O Surface RT, para mim, foi uma decepção: não porque ele fosse ruim, mas porque poderia ter sido muito, muito melhor. Mas a Microsoft trouxe o Surface Pro para  Las Vegas, mas não para a CES, e nos deixou brincar com ele um pouco. Eu não poderia estar mais contente com ele.

Para ser franco, o Surface Pro faz o RT parecer um erro. Mas felizmente para a Microsoft (e mais importante, para nós), a versão Pro compensa quase toda deficiência do seu irmão menor e mais barato.

Ele tem a potência interna e a flexibilidade física para desta vez, talvez, criar uma nova categoria de computador. Ele poderia ser o dispositivo que você coloca na sua mochila e na sua mesa em vez de qualquer outro. Em quase todos os aspectos, ele é superior.

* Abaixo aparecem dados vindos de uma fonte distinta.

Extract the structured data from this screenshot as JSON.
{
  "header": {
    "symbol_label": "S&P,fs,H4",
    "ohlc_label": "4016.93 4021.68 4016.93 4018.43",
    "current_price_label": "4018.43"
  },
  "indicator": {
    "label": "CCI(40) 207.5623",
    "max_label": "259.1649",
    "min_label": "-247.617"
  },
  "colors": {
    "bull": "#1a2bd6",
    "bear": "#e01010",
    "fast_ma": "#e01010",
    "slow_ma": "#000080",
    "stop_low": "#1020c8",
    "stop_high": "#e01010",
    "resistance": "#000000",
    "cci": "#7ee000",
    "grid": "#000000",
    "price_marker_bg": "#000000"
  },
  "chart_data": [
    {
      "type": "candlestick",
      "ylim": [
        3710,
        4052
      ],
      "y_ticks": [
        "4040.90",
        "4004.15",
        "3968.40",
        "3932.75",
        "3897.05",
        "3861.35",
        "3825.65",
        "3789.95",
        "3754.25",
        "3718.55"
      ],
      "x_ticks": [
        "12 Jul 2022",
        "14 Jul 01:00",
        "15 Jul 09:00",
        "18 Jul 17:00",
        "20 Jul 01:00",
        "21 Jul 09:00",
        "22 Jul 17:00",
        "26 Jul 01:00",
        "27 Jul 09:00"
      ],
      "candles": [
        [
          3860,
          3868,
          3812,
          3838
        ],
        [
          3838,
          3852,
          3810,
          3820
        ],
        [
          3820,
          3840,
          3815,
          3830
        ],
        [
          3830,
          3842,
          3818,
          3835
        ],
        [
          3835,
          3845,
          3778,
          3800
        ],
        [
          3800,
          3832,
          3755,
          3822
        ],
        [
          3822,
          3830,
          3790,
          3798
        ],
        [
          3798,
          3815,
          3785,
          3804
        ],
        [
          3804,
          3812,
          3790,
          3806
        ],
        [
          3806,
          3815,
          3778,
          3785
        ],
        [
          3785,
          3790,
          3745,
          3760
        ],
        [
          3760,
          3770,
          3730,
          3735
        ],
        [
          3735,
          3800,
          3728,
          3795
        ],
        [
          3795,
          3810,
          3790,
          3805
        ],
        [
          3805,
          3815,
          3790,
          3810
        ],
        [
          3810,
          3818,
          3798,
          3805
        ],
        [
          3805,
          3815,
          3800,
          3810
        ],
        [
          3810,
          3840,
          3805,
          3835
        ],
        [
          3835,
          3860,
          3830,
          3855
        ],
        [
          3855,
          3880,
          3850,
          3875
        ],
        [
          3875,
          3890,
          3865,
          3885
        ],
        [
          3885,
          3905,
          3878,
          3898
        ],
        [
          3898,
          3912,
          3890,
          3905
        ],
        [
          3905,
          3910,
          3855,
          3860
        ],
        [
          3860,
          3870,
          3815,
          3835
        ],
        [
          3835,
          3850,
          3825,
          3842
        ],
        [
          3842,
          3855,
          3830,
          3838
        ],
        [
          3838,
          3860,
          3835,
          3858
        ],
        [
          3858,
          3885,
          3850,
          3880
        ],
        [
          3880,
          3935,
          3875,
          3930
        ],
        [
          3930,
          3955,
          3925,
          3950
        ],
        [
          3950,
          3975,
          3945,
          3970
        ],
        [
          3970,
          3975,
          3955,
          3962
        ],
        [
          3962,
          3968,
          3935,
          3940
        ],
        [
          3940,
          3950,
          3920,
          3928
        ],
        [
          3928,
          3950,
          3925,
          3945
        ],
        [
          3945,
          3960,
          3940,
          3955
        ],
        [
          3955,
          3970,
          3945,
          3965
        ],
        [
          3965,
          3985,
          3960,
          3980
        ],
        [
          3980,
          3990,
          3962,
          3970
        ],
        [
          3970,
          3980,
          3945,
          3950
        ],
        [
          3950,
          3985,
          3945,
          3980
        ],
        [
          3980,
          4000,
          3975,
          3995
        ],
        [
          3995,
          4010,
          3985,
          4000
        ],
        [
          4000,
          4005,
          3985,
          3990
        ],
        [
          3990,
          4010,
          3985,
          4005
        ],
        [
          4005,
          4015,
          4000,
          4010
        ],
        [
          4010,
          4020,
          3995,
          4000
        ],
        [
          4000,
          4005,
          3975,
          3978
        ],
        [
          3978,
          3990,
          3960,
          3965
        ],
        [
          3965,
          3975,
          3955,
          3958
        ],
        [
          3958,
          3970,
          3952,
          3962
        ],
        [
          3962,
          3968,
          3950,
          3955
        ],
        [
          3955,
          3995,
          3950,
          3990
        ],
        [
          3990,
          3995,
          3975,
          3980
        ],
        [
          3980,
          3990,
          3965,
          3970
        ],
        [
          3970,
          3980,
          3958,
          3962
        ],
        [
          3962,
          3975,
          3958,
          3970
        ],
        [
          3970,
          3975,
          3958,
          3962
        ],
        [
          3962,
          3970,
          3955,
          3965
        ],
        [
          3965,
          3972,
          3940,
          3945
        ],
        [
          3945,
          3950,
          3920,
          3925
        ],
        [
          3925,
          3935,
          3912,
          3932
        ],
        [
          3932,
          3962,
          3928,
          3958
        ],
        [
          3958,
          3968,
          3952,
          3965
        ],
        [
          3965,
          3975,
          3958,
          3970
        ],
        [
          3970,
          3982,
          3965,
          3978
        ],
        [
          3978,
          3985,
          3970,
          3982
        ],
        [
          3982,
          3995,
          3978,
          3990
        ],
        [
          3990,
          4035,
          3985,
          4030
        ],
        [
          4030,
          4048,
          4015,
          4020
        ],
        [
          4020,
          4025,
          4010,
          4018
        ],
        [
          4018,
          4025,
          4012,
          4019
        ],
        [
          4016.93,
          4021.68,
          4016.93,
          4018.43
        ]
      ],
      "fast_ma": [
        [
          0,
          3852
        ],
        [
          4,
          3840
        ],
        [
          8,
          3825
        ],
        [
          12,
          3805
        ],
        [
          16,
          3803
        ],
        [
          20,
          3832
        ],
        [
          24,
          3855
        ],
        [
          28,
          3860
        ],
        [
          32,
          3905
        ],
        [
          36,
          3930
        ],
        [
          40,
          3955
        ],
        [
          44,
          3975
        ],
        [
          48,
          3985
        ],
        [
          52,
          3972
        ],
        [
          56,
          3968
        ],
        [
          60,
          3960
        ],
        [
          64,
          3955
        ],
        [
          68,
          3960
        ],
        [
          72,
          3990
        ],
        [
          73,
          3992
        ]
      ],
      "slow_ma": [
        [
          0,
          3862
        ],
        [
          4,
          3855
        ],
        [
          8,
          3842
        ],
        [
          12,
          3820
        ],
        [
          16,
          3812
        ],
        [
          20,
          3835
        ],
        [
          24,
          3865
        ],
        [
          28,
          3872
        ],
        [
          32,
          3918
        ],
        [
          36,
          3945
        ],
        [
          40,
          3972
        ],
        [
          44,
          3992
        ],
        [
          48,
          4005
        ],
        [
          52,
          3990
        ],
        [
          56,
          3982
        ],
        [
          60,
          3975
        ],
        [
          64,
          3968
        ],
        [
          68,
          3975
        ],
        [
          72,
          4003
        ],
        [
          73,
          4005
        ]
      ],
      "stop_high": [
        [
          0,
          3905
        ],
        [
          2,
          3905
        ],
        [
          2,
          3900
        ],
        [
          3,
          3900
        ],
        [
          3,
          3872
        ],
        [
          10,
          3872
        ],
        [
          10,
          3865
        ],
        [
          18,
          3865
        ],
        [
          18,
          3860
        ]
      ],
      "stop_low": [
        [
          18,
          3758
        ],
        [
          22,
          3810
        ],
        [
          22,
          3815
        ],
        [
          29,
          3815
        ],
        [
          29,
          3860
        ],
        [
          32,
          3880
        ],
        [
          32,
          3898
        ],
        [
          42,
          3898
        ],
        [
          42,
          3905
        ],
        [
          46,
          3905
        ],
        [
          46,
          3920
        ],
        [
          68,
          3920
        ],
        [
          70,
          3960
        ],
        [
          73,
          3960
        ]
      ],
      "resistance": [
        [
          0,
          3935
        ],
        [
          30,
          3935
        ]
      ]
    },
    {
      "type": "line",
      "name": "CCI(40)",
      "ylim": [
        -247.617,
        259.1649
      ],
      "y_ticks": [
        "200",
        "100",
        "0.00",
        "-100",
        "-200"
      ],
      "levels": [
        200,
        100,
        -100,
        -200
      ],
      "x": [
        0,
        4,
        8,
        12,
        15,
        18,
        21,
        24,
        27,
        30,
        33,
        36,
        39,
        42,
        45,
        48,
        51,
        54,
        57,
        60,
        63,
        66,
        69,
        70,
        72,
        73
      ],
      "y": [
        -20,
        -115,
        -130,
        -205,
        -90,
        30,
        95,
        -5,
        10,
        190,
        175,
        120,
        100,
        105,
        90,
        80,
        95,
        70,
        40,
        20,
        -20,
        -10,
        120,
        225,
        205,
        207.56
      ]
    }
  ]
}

A tela do Surface RT era ok, mas certamente não estava no mesmo nível que seus rivais com alta densidade. A versão Pro, no entanto, se destaca: uma tela 1080p maravilhosa ganha vida cada vez que você ativa o tablet, e a touchscreen é perfeitamente sensível como qualquer outro bom gadget de toque aos quais nos acostumamos. O Surface Pro é bonito de se ver e de se tocar.

O software do Surface RT era embaraçosamente escasso. No Surface Pro, isso não é problema: ele roda o Windows 8 de verdade, o mesmo que você instalaria em um desktop, para que você não se limite à seleção ainda fraca de apps na Windows Store. Você pode instalar Photoshop, Civilization, o que você quiser. Se o programa for feito para Windows e for relativamente recente, ele provavelmente vai rodar no Surface Pro.

Nós passamos um breve momento jogando Bulletstorm, e ele teve um desempenho totalmente aceitável, dado que o Surface Pro é menor do que qualquer laptop. Ele não será o seu gadget preferido para jogos, mas em gráficos, seus bíceps Core i5 servem bem, e títulos mais antigos devem rodar bem fluidamente.

É muito importante ressaltar aqui a importância do software. Vamos até exagerar: este é um computador de verdade; o Surface RT, não. Se você não gosta de um app nativo do Windows 8, você pode chutá-lo para um penhasco e baixar uma das inúmeras alternativas disponíveis para o Windows x86. Quase tudo o que você precisa para trabalho e lazer. Toneladas de escolha.

E toneladas de flexibilidade. O modelo Pro é poderoso o suficiente para você ligar nele um monitor externo de alta resolução. Coloque um teclado e mouse Bluetooth, e agora você tem um novo desktop. Ou desconecte o Surface Pro do monitor, coloque-o deitado na mesa, e use-o como um grande trackpad, com amplo espaço para seus dedos ou para a caneta para Wacom que pode ser usada nele. Com uma porta USB 3.0, a perspectiva de vê-lo como um substituto para desktop fica ainda mais real: vê-lo engolir vários lotes de fotos JPEG + RAW direto de uma câmera DSLR e depois vê-las na tela grande externa foi ótimo.

Mas deve haver algumas desvantagens, certo? Sim, mas não muitas. A duração da bateria não deve ser tão boa devido à fome dos componentes mais potentes. O Surface Pro requer uma ventoinha (bem silenciosa, mas está lá). Mas a maior preocupação era o tamanho, e posso garantir a você que o Surface Pro é inteiramente confortável. Eu tinha medo que ele fosse pesado ou grosso demais, mas ele é significativamente mais fino do que o meu MacBook Air, e com 907g, ele também é um pouco mais leve. Ele nunca será tão confortável de usar com uma só mão como um Kindle, por exemplo, mas ele pode ser usado como tablet sem cansar as mãos ou os braços. E dada a potência dentro dele, o Surface Pro é fantasticamente fino como um rival de laptops. Então, sim, ele é maior e mais pesado, mas não o suficiente para perder pontos.

Ou seja, ele tem o mesmo design encantador da versão RT, mas sem as deficiências mais gritantes. Eu só pude testá-lo por cerca de uma hora, o que está longe de ser suficiente para dar um veredito, mas eis minha conclusão: onde o RT oferecia problemas, o Pro oferece esperança. Eu só queria que tivesse sido assim desde o início.